Rohini is one of the most popular faculty members in the finance department, known for her in-class engagement with students. Every year, she offers an elective Financial Risk and Derivatives Management in the fourth term which gets subscribed by about hundred students. This year, owing to Covid-19, she is forced to teach the course online, that too, in the fifth term. The fifth term is notorious for its non-negotiable teaching slots. To enable her teaching, Rohini uses her favourite laptop, Maplebook Lite, sold by Maple.
Rohini converts her family bedroom into a “working room” because of the strong wifi signals.

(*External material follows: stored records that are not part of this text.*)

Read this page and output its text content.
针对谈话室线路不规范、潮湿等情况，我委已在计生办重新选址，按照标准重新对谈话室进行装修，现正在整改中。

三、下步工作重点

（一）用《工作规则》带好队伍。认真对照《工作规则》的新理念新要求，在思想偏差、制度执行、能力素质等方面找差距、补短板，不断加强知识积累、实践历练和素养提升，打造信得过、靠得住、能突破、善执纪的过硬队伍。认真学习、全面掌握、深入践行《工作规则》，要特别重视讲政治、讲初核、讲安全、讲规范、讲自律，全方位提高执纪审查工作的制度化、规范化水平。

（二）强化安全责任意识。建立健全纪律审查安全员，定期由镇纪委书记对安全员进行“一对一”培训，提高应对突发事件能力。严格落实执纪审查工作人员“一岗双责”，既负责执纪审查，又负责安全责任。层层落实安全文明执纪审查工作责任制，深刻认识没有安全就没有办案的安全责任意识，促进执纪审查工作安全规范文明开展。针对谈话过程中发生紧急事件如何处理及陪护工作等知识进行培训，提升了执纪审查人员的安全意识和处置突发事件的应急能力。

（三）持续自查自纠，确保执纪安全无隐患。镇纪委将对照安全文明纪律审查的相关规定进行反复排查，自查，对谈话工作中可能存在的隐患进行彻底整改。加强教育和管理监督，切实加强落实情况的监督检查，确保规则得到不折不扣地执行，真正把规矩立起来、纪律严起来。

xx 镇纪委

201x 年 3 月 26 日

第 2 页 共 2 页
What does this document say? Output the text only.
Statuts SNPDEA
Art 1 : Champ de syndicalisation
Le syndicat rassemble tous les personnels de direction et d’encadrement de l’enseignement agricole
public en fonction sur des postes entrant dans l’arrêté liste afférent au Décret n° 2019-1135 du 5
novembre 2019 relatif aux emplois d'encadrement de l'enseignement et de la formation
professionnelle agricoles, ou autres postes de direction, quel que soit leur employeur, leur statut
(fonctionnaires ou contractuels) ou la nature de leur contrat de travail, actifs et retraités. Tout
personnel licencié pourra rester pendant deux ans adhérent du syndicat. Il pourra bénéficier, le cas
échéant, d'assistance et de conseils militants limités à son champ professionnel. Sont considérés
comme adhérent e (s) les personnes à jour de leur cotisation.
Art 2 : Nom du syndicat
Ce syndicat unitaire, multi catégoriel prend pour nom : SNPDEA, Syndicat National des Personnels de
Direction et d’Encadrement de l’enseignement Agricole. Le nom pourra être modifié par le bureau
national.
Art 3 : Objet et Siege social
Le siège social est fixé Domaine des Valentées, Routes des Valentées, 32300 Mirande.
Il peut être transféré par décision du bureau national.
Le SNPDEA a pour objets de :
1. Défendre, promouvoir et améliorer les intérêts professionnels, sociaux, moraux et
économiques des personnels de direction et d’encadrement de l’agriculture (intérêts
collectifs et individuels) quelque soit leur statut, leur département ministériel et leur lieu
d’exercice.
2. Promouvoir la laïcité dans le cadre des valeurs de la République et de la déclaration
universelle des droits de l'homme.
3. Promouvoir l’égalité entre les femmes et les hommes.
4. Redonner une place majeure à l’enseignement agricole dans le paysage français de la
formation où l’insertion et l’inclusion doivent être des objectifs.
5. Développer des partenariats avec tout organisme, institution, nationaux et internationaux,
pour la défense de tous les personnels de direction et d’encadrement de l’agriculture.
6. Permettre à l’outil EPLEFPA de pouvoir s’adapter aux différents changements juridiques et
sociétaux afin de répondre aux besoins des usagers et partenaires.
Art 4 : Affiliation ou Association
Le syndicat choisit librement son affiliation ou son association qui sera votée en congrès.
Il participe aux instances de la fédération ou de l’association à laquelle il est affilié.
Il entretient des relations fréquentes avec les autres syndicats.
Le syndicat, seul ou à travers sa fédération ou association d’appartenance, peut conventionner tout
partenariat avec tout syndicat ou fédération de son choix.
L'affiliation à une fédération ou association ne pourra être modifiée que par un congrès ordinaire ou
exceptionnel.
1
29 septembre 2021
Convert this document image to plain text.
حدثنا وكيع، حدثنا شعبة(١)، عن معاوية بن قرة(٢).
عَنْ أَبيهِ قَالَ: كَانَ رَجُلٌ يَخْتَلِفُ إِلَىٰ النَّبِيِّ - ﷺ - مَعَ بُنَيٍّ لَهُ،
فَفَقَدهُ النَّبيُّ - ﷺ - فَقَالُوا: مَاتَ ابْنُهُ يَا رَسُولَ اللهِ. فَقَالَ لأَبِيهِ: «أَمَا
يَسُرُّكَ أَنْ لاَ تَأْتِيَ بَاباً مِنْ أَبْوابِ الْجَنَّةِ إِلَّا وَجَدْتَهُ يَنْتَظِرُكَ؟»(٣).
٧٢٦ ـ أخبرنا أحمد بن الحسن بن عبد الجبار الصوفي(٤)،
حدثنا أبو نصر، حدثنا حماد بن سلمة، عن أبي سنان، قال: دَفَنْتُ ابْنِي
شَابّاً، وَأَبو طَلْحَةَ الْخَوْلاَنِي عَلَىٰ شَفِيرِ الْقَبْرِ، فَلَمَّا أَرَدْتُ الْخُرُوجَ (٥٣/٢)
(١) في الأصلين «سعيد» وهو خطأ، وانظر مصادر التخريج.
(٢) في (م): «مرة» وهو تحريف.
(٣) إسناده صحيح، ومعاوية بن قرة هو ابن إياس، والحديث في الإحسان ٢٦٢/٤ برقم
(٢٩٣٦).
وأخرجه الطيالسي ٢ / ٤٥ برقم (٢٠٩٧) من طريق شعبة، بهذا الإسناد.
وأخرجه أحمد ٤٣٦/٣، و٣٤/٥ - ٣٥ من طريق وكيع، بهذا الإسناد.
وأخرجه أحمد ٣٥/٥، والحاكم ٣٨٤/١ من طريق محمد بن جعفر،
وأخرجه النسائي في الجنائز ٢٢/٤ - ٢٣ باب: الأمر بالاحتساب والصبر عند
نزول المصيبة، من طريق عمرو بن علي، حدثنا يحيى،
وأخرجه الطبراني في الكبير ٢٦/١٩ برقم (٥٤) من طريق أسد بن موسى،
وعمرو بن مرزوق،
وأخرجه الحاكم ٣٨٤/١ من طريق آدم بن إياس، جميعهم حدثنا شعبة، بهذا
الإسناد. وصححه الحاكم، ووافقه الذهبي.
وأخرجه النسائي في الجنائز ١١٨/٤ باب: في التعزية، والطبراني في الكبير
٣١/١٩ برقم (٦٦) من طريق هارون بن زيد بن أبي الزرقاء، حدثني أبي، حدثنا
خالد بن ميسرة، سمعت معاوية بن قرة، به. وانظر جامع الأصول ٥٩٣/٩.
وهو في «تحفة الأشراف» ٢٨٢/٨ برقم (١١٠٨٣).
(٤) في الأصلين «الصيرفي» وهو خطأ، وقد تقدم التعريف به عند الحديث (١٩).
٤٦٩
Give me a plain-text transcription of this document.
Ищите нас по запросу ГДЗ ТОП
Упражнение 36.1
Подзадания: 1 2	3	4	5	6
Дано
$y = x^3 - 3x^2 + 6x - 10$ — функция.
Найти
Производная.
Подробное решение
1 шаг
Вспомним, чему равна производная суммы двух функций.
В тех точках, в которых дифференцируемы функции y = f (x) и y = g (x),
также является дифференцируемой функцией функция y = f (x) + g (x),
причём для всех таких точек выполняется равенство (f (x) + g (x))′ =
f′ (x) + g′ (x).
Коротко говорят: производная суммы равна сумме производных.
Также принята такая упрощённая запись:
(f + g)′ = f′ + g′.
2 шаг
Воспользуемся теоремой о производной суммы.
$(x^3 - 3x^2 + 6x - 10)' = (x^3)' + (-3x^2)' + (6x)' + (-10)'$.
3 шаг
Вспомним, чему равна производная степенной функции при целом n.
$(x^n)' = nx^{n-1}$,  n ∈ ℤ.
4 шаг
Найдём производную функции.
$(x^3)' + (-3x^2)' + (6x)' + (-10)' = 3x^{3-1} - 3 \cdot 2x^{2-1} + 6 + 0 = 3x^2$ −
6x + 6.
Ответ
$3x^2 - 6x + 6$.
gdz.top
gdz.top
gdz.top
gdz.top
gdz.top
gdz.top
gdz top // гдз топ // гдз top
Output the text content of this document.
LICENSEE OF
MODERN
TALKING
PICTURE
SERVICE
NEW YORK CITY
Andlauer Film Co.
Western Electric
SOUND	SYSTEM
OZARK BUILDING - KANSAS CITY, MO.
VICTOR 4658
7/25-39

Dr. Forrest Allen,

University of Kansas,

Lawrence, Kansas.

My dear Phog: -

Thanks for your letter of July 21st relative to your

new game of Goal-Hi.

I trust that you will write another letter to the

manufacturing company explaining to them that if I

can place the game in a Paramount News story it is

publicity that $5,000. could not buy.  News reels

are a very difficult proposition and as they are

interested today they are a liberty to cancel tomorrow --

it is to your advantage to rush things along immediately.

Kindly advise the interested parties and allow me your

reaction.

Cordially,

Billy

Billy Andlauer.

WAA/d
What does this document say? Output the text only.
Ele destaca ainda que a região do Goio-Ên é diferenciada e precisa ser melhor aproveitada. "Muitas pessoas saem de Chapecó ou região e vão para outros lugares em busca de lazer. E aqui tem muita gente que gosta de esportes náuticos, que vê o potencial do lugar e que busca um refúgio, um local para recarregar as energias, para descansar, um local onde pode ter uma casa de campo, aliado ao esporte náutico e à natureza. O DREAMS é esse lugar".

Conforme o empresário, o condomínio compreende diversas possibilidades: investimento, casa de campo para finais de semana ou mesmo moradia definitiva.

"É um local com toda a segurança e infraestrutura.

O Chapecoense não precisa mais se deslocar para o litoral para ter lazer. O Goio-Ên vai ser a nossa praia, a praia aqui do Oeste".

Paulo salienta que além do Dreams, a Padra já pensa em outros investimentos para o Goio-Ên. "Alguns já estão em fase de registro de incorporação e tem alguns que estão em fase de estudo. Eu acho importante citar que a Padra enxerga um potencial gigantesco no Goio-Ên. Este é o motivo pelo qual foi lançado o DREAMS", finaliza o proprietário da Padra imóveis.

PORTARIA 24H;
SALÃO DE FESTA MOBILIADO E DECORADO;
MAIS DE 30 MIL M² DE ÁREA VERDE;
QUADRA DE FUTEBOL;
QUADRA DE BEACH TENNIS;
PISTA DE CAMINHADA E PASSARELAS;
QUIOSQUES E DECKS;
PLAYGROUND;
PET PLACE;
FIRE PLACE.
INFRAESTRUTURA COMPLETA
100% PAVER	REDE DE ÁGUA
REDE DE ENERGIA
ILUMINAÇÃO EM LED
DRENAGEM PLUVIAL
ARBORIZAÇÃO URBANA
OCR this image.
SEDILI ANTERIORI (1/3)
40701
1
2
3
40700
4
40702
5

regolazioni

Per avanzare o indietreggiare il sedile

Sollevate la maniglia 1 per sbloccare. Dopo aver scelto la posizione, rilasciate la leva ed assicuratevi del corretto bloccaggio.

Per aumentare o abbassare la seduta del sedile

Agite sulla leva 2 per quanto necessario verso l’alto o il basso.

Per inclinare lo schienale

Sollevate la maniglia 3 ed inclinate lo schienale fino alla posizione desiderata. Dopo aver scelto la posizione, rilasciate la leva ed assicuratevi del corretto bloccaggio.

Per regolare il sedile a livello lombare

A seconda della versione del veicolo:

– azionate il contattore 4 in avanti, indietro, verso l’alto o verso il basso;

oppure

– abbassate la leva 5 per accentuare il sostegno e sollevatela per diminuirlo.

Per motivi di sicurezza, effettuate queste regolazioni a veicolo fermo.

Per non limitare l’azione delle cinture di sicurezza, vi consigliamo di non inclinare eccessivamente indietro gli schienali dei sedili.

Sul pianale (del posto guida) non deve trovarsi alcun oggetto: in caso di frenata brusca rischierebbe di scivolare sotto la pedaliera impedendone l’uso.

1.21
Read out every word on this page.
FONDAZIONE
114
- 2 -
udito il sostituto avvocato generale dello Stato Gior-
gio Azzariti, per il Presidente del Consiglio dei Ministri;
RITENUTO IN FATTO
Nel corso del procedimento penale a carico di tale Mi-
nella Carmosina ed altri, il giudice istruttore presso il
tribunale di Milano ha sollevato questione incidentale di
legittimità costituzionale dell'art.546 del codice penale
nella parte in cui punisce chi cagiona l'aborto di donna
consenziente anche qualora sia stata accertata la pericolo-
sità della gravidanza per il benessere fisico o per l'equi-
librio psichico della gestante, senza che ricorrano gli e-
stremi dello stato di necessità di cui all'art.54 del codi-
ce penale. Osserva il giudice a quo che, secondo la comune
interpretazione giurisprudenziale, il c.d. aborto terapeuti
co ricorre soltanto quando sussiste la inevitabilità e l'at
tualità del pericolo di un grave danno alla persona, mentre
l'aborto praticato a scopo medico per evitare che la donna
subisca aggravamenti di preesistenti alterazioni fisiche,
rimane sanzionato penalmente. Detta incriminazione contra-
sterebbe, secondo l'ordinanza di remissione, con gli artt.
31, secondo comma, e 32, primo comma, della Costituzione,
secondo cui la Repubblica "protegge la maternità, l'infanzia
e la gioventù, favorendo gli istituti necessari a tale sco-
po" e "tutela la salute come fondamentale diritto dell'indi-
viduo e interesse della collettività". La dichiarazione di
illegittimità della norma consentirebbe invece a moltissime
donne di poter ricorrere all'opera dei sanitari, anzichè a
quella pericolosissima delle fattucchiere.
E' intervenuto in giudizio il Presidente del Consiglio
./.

The room is mostly used by Rohini for taking her classes; however, Rinku, her husband, also uses it for running his meetings. Rohini has two children, aged 5 and 8, who use the living room as their playground. During meetings and classes, the working room is shut to save it from unwanted disturbance and noises from the living room.
It is 3:10 p.m. and Rohini’s penultimate session of the course is going to end in twenty minutes. As usual, Rinku enters the room with a cup of Darjeeling tea. Just before entering, he asks his kids to stop playing for some time. He quietly places the teacup on Rohini’s study table and exits the room, leaving the door ajar. As soon as he leaves, a tennis ball comes thundering inside, crashing into her Maplebook monitor. The monitor breaks and Rohini’s class ends abruptly, much before the scheduled time.